OutCampaign.org

…wherein commander other rambles for a bit about the new version of Wordpress, blogging in general, and other stuff that have made an impression on him recently.

For those of you who don’t know, commander other is a professional photographer with a peculiar bent in that he doesn’t feel that a “professional” needs to cram his photographs down the gaping maw of the world’s presumed interest. I serve my clients, I have fun with it, and they’re mostly happy with me, except when I take on more work than I can actually swallow effectively. But, unbeknownst to many of my bloggy friends, commander other is also a bit of a quality assurance geek. Long, long ago, I moved up from a systems configurator position and took over a quality management position for a small value-added reseller of Dell Computers in Albuquerque, NM and within the space of six months managed to walk them through ISO-9001 certification without any credentials or direct quality management experience. Prior to that, I had been beta-testing for a couple of software companies, and over the years since then, have been an active beta and alpha-tester, sometimes paid, even, for about three dozen companies ranging from the gaming industry to business software. I recently stepped back into quality management for a company that makes software that serves the health care industry, so I now spend most of my waking hours (and many of my sleeping hours) hunting bugs and coordinating communications between our client and our development on production issues. After fifteen years working for myself as a photographer, this has been a very interesting trip back into the corporate world, and nearly-ironically, I’m loving it.

All that to say, I’m very handing at pointing out problems with things. Hence my (not so much recently) bent for photographic snarkery: the age-old “What’s wrong with this picture”, with a subjective twist. Coincidental to our recent move and taking on the new job, Wordpress has released a new version (2.5) and a new update to that version (2.5.1) in which some of the most heinous downgrades to Usability issues were undertaken in the name of progress. I won’t bore you by rehashing old tirades and conversations on that issue; they’re all google-able and Wordpress-searchable. However, as our fabulous designer and I were also updating my websites, I learned a few things about plugins that may or may not interest my fellow self-hosted Wordpress users.

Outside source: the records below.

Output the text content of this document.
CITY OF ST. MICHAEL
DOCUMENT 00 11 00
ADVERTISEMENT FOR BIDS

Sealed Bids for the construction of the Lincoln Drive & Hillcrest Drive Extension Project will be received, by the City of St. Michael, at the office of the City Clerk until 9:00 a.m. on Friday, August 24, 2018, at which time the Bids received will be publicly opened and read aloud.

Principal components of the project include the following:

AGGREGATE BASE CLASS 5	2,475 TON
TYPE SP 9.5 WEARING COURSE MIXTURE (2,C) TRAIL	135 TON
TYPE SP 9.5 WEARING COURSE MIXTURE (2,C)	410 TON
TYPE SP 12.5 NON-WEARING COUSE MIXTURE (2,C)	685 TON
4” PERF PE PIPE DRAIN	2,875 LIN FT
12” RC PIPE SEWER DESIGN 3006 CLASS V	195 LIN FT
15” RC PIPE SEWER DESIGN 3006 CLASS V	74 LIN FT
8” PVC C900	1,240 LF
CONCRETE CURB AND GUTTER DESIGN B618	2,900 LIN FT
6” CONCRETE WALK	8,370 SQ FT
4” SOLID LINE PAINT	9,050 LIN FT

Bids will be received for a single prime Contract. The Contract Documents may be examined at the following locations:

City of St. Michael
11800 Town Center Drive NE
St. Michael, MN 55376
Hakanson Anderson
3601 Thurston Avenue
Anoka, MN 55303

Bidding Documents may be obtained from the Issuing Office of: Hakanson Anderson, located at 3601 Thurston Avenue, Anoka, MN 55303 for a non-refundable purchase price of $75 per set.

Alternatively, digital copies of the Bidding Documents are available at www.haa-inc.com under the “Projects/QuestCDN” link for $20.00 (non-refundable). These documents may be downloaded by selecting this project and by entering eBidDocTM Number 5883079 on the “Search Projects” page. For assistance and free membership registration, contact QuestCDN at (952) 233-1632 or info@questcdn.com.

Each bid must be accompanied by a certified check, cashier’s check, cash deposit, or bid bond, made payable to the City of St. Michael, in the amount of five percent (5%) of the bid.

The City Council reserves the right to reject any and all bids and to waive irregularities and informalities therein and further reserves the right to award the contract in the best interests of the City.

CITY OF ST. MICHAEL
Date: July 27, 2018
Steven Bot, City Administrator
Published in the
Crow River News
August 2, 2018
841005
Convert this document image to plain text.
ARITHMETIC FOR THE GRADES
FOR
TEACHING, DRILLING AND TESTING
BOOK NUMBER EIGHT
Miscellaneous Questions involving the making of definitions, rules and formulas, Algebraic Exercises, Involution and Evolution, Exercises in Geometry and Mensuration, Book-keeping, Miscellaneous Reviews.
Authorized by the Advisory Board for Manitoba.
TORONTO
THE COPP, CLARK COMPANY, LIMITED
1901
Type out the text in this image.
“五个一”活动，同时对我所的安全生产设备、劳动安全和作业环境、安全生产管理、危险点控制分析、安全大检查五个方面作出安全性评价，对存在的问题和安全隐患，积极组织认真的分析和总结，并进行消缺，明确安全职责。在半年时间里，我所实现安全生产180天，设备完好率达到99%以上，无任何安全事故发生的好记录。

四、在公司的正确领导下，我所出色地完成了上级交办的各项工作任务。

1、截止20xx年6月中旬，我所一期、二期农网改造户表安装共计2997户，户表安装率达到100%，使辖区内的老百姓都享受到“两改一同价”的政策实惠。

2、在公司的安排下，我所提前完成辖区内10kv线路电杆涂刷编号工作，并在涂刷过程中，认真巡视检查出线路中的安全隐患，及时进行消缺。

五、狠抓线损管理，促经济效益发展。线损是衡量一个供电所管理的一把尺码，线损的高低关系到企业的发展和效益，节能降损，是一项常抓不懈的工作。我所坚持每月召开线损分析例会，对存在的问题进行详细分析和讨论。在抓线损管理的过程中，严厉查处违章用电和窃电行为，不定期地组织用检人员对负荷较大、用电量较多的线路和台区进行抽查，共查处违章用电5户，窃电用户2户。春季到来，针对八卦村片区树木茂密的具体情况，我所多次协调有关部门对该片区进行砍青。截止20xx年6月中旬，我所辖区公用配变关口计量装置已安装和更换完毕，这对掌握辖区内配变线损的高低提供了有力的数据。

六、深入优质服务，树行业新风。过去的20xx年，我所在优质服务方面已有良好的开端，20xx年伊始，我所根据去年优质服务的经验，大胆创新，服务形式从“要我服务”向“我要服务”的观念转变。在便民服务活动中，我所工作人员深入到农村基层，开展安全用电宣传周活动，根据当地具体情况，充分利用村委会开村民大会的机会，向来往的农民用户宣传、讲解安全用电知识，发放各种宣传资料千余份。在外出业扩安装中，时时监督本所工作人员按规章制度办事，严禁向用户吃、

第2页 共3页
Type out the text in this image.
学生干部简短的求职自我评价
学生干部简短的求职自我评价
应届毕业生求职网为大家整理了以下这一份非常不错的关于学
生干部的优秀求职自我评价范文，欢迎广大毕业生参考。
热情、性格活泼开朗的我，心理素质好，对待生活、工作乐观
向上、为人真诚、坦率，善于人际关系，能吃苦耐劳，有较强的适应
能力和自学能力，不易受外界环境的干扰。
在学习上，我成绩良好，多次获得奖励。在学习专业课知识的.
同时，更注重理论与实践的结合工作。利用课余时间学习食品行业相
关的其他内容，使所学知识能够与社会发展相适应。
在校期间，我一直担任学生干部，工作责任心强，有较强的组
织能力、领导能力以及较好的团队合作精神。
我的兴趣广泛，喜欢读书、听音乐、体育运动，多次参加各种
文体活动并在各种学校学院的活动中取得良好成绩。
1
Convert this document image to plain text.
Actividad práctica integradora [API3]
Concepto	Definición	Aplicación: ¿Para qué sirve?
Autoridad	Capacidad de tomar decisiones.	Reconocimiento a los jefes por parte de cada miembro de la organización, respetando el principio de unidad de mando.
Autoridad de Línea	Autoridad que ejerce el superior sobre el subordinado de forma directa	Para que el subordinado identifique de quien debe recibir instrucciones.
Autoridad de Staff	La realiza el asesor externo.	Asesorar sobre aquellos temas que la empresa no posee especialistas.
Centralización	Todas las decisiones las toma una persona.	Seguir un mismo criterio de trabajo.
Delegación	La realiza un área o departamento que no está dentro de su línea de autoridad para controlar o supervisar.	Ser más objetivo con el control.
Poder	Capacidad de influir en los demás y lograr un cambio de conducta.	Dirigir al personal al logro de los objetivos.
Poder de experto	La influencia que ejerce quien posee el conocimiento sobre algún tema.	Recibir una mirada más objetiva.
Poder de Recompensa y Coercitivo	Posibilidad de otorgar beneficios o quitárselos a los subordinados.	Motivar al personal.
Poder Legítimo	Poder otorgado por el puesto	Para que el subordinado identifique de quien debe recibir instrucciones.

  1. Whether you have upgraded to Wordpress 2.5 or 2.5.1 or not, the first thing you need to do is remove your Wordpress Stats plugin. Yes, remove it. Get rid of it. Then, go make yourself a FREE account with Google and sign up for Google Analytics. It’s free, it’s efficient, and it doesn’t have any appreciable impact on your page-load like Wordpress Stats does. Yes, that’s right. If you noticed that the otherwhirled has magically started loading pages a little faster recently, it’s not because I haven’t been posting so much, it’s because I removed Wordpress Stats and a few other plugins. Not only does Google Analytics give you more information, but you can also look at it just as topologically as Wordpress Stats does (if you don’t care about the details), and even topologically, it’s still a more accurate report.
  2. Here’s another plugin you don’t really need: Ultimate Tagwarrior and it’s later, more refined pseudo incarnation of Simple Tags. They’re good, really they are. They’re helpful, even. If you need to make site-wide changes to your tags. Once you’ve made those changes (if you needed to), at the very least, disable them. Having either of these running as an active plugin behind your site also increases the slowness, and 2.5/2.5.1 does actually have a fairly efficient tagging system now. Use that instead. If you need to convert tags, reattribute tags to posts or something like that, active the plugin, do it, then turn it off. While I am greatly appreciative to the Simple Tags developers, my sites are all faster for not running them all the time.
  3. On that general subject, go look at your plugins and see what’s sitting there uselessly, hardly ever touched and contributing nothing to each page-load until you do “touch” it. If it ain’t doing anything on a per-page-load basis, deactivate it.
  4. You don’t need a plugin to manage your robots.txt, so if you’re using something like KBRobots.txt plugin, deactivate it after you make your changes. All that one does is provide an editing window for your KBRobots.txt file anyway. A smart blogger like you knows how to use a text editor and an FTP program, right? Drop that one.
  5. You don’t really need a “Maintenance Mode” plugin, either. I hope, though, if you use one, you have it deactivated when you’re not making changes to your blog template or structure.
  6. I don’t think that non-tech bloggers really need other little gimmick plugins like the Wordpress Admin Bar (which I admit is handy, but there’s this weird thing called browser bookmarks that work just as well), or the Wordpress Dashboard Editor, because (again), if you setup your important admin pages in your bookmarks, what do you even need to stop by the dashboard for? Wordpress will tell you if it needs updating, and the developer blogs that get gratuitously shoved into the dashboard by default are generally pretty boring to read, like this post is.

So there you have it. Nifty tips from the jerk-wad, Wordpress-loving blogger with not enough time on his hands. I had to write this hugely detailed summary status last night, though, so the writing bug was in me. Which reminds me I need to come up with something for the next Carnival of Liberals. I’m tired of missing those.